Navin Ranjan received his Bachelor's degree from Kathmandu University, Nepal, in 2016 and his Master's degree from Incheon National University, South Korea, in 2021. He worked as a Research Assistant at Industry-University Cooperation Foundation, Incheon National University, South Korea (2021~2022). His research interests include image processing, computer vision, scene understanding, and reinforcement learning.

##### Sovit Bhandari

Sovit Bhandari received a B.E. degree from Kathmandu University, Nepal, and an M.S. degree from Incheon National University, South Korea, in 2016 and 2020, respectively. He worked as Core Network Engineer at Huawei Technologies Nepal Pvt. Ltd. From Jan. 2018 to Aug. 2018, and since Sept. 2020, he has been working as a Research Assistant at IoT and Big-Data Research Center, Incheon National University, South Korea. His research interests include radio resource management, 5G and beyond mobile communications, machine learning, the Internet of Things, image processing, and computer vision.

##### Yeong-Chan Kim

Yeong-Chan Kim received his Bachelor’s degree from Daelim University, South Korea, in 2021. He is currently doing his M.S. at Incheon National University, South Korea.
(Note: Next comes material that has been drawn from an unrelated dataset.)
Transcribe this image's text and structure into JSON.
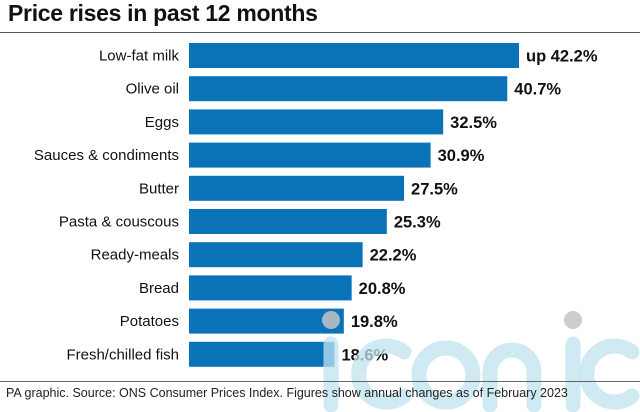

His research interests includes data science, deep learning, next-generation mobile communication systems, image processing, and computer vision.

##### Hoon Kim

Hoon Kim has been working as an Associate Professor at the Department of Electronics Engineering, Incheon National University, South Korea, since 2008. His research interest include radio resource management, optimization techniques, 5G mobile communication systems, machine learning and the internet of things. He is a Member of KICS, IEIE, IEEE, and IEICE.